Traditional contributions to the IRA are usually granted with a tax deferral. This means that the money you invest may be eligible for a tax deduction for the current year and that it can grow and be compounded with no tax on dividends or capital gains, while the funds remain in the account. When you withdraw money from your traditional IRA, however, it will be considered taxable income. In short, a traditional IRA can give you a great tax advantage now.
It is also important to point out that I said that you "could" be eligible for a tax deduction. Everybody can to contribute to a traditional IRA, but the opportunity to take advantage of the tax deduction is limited by income. If you have access to a workplace retirement plan, here are the 2018 income limits for the traditional IRA deduction:
Tax return status |
2018 traditional IRA |
Termination limit for partial deduction |
---|---|---|
Single or head of household |
$ 63,000 |
$ 73,000 |
Married Jointly |
$ 101,000 |
$ 121,000 |
Marriage filed separately |
$ 0 |
$ 10,000 |
On the other hand, if you do not have a retirement plan at work, your ability to take the deduction is limited only if your spouse has an available retirement plan at work. In this case, the income thresholds are as follows:
Tax return status |
2018 traditional IRA |
Progressive output limit |
---|---|---|
Married Jointly |
$ 189,000 |
$ 199,000 |
Marriage filed separately |
$ 0 |
$ 10,000 |
Roth IRAs have unique benefits
Unlike a traditional IRA, Roth IRA contributions are never tax deductible. However, the money in the account can increase and add to the tax on dividends and capital gains, and qualifying withdrawals will be tax-free at 100%. So, while a traditional IRA gives you an immediate tax advantage, a Roth IRA allows you to pay taxes now with the goal of creating a source of tax-free income later in life.
In addition to the tax benefits, there are some other advantages to investing with a Roth IRA that does not apply to traditional IRAs.
First of all, since you have already paid taxes on the money you contribute, you can withdraw your contributions (but not your investment income) at any time and for any reason, without paying an early withdrawal penalty to the IRS. In addition, there is no maximum age to contribute to a Roth IRA, nor is there a minimum need for distribution once you reach a certain age.

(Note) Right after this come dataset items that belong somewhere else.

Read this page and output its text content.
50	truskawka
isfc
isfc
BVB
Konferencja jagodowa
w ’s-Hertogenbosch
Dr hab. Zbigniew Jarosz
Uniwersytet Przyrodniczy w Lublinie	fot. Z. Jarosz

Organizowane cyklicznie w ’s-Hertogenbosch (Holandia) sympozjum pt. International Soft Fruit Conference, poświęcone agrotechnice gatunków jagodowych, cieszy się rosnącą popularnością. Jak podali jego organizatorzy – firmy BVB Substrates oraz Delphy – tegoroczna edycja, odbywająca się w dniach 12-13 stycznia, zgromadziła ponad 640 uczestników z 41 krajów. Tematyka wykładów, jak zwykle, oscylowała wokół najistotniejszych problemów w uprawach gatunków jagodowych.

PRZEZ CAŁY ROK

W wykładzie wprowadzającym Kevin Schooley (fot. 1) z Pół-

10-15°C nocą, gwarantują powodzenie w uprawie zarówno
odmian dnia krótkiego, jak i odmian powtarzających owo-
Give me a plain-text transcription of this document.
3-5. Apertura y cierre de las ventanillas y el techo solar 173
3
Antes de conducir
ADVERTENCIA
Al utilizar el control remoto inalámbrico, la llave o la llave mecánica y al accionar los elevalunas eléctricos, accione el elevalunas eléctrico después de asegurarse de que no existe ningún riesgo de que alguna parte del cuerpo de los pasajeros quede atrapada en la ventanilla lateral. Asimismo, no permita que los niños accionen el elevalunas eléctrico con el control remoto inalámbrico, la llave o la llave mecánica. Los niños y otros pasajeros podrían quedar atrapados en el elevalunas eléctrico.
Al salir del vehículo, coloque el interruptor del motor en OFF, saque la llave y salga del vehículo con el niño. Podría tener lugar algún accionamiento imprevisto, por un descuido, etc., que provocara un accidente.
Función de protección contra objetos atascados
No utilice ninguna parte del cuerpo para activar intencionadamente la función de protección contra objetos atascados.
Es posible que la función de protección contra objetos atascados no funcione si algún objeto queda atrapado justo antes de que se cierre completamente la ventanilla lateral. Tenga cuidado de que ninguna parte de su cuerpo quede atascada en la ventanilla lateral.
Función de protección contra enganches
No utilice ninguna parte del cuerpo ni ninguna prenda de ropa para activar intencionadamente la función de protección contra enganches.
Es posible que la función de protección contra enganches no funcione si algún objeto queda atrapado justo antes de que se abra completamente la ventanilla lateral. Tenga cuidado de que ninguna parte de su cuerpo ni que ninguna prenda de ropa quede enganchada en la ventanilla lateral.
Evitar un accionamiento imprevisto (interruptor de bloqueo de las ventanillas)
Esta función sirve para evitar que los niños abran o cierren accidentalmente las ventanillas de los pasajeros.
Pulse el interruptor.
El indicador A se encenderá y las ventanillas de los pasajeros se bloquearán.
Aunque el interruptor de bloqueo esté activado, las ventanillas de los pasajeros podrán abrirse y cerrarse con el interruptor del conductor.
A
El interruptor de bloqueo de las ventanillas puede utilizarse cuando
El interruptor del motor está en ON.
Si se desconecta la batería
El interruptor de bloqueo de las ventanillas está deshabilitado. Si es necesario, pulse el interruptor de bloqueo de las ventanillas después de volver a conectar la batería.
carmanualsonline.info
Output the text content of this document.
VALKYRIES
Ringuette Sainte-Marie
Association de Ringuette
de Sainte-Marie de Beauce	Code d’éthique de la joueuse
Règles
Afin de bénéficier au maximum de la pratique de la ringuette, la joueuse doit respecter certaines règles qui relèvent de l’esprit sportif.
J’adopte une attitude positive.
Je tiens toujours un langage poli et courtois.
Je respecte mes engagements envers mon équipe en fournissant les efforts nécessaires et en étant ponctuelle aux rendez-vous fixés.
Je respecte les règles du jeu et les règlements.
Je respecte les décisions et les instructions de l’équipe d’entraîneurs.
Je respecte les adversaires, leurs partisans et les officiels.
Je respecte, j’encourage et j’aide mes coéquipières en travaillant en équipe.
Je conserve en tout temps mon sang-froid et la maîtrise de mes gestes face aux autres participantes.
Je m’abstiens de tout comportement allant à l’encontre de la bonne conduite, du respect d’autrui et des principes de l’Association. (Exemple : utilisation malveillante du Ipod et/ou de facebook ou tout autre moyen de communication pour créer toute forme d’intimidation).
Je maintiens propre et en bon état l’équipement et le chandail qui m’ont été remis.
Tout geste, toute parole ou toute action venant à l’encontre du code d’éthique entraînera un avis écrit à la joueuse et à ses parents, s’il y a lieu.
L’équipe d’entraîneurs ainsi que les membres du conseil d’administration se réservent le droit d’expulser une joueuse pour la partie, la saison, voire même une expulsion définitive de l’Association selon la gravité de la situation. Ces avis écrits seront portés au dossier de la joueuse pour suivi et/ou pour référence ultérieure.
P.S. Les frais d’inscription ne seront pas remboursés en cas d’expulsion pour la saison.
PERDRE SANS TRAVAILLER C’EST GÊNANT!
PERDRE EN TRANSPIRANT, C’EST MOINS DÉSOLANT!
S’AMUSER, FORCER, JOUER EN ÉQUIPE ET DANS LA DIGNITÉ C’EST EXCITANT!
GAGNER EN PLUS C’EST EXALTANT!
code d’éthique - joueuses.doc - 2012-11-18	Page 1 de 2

The ability to contribute directly to a Roth IRA is limited by income. For 2018, your income must comply with these limitations in order to invest in a Roth IRA:
Tax return status |
2018 Roth IRA full contribution limit AGI |
Phasing out limit for partial contribution |
---|---|---|
Single or head of household |
$ 120,000 |
$ 135,000 |
Married Jointly |
$ 189,000 |
$ 199,000 |
Marriage filed separately |
$ 0 |
$ 10,000 |
If you do not meet the income criteria, you may be able to contribute via the backdoor method. Essentially, it means contributing to a traditional IRA and immediately converting the account to a Roth.
What is the best for you?
The best choice for you depends on your personal situation. From a purely fiscal point of view, a traditional IRA makes more sense for a person whose income is relatively high and who is likely to be in a lower tax bracket after retirement. On the other hand, a Roth IRA makes more sense for savers whose income is relatively low and who will not pay much tax on their contributions.
As a personal example, I used a Roth IRA for a few years after college, while I was a new high school teacher, but while my income was starting to increase a little, I went to the traditional way.
That being said, some of the benefits of a Roth IRA need to be taken into account, particularly the ability to withdraw contributions at any time. If your least favorite thing about retirement savings is to keep your money for decades, a Roth could be the best choice.
As I said, it all depends on your level of income and your personal preferences. As long as you qualify for the tax benefits of each, you will not go wrong with any of these options, but by assessing the benefits of each, you will be able to make the best choice for you (and for your future).